Chosen Hyperparameters

These current default parameters were chosen by trial-and-error and intuitions from previous exercises.

  • schedule:
    • k = 12
    • n_epochs_cv = 25
    • n_epochs_pred = 25
  • GNN:
    • n_MLP_layers = 5
    • dim_MLP = 200
    • n_GNN_layers = 5
    • dim_between = 200 (dim. between GNN layers)
    • dim_U = 200
    • n_U_layers = 2
    • n_pass = 1
    • scatter_type = 'sum' (for message-passing)
    • lr_gnn = 0.001 (GNN learning rate)
  • N2V/p-trees:
    • p = 0.5
    • m = 10
    • m_ns = 19
    • dim_n2v = 180 (N2V embedding dim.)
    • batch_size = 100
    • n_batches = 10
    • lr_n2v = 0.01 (N2V learning rate)
  • CW:
    • l = 21

Cross-Validation Results

Mean ± StD of Accuracy (rounded in %) achieved with parameters above: 68.62 ± 1.77

Discussion

Overall the results turned out to be surprisingly decent, although surely not highly impressive.

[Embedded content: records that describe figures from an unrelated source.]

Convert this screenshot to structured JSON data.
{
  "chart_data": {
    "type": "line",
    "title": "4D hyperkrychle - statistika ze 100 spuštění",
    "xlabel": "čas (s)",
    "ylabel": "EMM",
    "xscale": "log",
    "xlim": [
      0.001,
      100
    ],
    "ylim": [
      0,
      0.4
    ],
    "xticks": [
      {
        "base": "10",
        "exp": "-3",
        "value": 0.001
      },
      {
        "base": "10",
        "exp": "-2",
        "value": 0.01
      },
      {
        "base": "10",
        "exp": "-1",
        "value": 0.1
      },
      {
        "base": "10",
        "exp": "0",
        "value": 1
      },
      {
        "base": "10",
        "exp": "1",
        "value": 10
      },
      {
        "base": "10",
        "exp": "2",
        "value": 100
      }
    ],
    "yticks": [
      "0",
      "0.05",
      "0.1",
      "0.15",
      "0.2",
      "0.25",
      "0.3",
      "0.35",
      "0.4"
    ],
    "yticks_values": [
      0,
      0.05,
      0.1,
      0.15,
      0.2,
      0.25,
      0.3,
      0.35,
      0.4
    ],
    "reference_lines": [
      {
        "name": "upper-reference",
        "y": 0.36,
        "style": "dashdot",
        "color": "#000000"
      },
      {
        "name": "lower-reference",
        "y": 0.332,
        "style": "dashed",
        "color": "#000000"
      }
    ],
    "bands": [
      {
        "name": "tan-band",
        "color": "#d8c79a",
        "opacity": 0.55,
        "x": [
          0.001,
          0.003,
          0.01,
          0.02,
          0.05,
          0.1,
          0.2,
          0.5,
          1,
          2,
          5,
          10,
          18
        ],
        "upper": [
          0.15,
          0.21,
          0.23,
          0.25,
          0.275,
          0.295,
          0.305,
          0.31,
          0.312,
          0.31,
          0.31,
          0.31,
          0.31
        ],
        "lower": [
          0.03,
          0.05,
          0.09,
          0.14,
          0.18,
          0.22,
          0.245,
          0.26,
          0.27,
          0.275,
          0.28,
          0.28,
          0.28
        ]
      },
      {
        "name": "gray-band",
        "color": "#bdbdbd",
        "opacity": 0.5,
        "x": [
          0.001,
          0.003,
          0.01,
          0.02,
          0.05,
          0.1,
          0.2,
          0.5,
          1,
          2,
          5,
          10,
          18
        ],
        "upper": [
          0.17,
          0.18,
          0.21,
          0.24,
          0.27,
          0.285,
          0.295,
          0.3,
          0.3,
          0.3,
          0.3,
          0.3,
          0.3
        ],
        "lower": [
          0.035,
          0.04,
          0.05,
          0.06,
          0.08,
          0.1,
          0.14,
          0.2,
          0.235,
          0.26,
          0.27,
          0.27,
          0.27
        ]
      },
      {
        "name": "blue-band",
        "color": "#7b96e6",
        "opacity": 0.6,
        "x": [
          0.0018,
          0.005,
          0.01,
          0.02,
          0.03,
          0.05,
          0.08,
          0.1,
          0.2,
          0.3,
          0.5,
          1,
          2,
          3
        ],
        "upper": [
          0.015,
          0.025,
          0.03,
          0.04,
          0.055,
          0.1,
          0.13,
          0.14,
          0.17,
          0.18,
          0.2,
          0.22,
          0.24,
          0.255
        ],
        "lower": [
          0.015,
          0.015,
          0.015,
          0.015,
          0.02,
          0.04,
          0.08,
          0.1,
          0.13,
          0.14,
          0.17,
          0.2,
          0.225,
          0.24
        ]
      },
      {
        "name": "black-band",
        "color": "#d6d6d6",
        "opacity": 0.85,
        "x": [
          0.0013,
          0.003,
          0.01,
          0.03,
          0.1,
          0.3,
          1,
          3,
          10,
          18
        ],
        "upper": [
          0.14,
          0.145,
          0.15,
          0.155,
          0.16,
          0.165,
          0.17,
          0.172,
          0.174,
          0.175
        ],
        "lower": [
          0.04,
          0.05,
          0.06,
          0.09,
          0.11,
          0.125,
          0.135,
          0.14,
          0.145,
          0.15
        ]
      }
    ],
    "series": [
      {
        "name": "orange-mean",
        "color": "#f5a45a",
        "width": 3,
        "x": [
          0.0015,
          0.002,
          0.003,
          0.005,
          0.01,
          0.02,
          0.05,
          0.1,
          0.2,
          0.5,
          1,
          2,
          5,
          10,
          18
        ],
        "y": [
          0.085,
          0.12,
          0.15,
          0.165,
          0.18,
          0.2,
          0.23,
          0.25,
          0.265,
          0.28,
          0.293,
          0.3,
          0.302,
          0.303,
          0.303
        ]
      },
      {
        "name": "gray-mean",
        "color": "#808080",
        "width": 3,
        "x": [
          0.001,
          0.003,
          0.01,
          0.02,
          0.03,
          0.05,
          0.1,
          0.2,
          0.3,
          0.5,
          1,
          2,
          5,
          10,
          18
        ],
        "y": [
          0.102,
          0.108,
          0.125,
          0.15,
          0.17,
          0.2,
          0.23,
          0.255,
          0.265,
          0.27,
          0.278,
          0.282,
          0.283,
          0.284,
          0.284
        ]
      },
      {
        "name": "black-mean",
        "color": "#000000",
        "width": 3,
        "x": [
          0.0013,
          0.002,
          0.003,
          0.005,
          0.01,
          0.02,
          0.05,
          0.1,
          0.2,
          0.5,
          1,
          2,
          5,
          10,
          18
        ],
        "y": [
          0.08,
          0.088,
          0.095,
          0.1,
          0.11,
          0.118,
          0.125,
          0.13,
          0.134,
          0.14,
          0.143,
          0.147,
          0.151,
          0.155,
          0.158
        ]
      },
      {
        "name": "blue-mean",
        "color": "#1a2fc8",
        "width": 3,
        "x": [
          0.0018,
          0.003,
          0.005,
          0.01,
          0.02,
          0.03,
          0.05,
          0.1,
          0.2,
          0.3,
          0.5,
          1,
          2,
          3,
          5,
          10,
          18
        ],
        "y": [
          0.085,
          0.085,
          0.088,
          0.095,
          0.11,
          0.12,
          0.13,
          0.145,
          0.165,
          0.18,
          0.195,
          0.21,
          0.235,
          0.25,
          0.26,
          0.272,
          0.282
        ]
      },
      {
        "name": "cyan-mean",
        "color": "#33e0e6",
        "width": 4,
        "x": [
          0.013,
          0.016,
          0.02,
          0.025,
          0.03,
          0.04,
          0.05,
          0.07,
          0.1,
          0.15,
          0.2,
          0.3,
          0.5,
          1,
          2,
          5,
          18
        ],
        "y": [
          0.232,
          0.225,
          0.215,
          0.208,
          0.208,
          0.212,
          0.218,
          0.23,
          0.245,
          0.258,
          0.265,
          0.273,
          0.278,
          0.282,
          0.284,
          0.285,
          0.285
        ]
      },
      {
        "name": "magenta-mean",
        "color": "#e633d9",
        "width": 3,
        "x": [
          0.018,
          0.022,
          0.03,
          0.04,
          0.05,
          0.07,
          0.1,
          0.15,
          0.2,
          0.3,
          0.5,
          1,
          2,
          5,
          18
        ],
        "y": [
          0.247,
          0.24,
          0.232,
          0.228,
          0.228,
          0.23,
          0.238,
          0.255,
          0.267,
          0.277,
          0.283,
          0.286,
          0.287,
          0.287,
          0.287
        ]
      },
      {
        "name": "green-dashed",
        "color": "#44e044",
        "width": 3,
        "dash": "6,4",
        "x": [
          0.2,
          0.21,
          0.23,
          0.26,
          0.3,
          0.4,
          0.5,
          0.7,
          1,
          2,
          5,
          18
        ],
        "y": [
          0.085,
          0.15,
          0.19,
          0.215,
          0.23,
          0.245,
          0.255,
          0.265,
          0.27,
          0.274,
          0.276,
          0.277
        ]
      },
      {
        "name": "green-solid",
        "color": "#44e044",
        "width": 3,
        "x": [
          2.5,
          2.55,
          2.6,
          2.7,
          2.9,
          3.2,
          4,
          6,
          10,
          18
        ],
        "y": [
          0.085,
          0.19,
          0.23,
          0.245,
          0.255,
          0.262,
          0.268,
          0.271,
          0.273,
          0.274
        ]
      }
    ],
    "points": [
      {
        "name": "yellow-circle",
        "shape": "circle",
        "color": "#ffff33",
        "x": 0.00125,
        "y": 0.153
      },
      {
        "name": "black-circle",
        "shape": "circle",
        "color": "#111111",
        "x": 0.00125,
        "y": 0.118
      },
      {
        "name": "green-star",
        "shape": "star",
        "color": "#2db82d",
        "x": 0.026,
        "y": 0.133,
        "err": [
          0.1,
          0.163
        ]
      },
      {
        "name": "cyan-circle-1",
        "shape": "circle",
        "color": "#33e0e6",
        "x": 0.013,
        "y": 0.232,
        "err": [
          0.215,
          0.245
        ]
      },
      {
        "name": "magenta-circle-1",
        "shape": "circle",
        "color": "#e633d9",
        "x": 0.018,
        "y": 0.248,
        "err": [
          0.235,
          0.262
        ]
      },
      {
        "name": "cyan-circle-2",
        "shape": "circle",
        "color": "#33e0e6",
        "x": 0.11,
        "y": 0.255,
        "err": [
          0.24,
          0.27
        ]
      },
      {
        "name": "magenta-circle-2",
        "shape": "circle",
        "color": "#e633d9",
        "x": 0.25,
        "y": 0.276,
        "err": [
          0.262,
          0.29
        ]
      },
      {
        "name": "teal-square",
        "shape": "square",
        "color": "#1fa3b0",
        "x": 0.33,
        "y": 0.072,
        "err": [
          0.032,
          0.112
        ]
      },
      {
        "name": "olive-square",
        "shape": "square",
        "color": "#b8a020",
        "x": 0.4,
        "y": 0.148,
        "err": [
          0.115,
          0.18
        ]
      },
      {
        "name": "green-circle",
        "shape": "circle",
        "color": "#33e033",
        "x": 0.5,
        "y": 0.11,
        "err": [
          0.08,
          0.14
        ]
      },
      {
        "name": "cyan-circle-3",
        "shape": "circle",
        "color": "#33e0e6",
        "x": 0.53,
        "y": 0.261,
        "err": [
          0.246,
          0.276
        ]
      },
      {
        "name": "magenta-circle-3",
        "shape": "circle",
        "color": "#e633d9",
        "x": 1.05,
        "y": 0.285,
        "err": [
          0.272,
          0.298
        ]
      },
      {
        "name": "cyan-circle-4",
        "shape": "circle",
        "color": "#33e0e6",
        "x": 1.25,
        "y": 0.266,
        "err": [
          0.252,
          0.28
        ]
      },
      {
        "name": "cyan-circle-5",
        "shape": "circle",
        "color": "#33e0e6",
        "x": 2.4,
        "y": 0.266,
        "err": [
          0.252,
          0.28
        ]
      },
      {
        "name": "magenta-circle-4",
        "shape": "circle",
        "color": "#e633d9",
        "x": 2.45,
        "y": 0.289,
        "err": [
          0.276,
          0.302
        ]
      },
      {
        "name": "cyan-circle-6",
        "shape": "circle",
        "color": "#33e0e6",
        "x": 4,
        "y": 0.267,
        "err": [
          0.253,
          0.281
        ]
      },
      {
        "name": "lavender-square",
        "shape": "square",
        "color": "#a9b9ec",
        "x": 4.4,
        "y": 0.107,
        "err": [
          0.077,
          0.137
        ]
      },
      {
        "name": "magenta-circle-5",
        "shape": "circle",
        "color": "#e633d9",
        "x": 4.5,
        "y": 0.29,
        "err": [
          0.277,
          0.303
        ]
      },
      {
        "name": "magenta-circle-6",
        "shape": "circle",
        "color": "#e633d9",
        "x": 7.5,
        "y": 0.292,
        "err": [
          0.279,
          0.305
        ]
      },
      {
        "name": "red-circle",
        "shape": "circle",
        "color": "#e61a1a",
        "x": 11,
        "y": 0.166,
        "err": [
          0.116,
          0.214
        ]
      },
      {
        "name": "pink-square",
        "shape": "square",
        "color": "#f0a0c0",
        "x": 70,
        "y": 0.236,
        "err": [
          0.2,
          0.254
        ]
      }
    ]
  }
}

However even better results may well be achieved if an HPO were run on some of the parameters like: higher numbers of layers, dimensions, tree batch size and number thereof, as well as better suited p, m, m_ns & l.

Somewhat improbably though (at lest last time we checked) the predicted node_labels mostly contained '0' and '1', very little '3' and no '2'. We would reckon this was due to an error on our part, although that remains to be seen we suppose.

Given the parameters above, we observed that validation accuracies usually peaked at around 25 epochs and slightly dropped afterwards; likely due to overfitting since training accuracies kept on growing steadily

For some unknown reason, sampling the p-trees was much slower than for pq-walks, even on single-process CPU.

Overall the scattershot approach of combining all mentioned approaches and concatenating their inputs at least seems promising in principle.


LINK

This solution contains the implementation of a solution to predict missing edge labels dataset using the TransE model. The solution is based on the paper Translating Embeddings for Modeling Multi-relational Data by Bordes et al.

Dataset

The expected input dataset has the exemplary form:

# edges: (8284, 208, {'edge_label': 29, 'id': 28021})
# nodes: (56, {})

where $edge_label \in {\text{None}, 0, 1, ..., 29}$.

Requirements

  • Python 3.x
  • numpy
  • networkx
  • pickle

Solution

The solution involves Preprocessing the graph data (loading with pickle, splitting into training and test sets, and converting nodes and relationships to indices), implementing the TransE model, training the model on the training data, predicting missing labels for the test edges, and saving the predictions to a file.

To run the solution:

  1. Make sure your dataset is in $PROJECT_ROOT/datasets/LINK/data.pkl.

  2. Run the script:

    pip install -r requirements.txt
    python3 link_prediction.py
  3. Check the output file LINK-Predictions.pkl for the predicted labels that are given in the order they appear in the training set.


Note on Exercise Split

Benedict worked on HOLU, David on CITE and Ahmet on LINK. Unfortunately Benedict could not contribute HOLU-Predictions.pkl in time for the Moodle upload, since he ran into cluster space limits and a subsequent slowdown, as well as computation errors at the last minute. He will hopefully have forwarded his file by mail shortly after.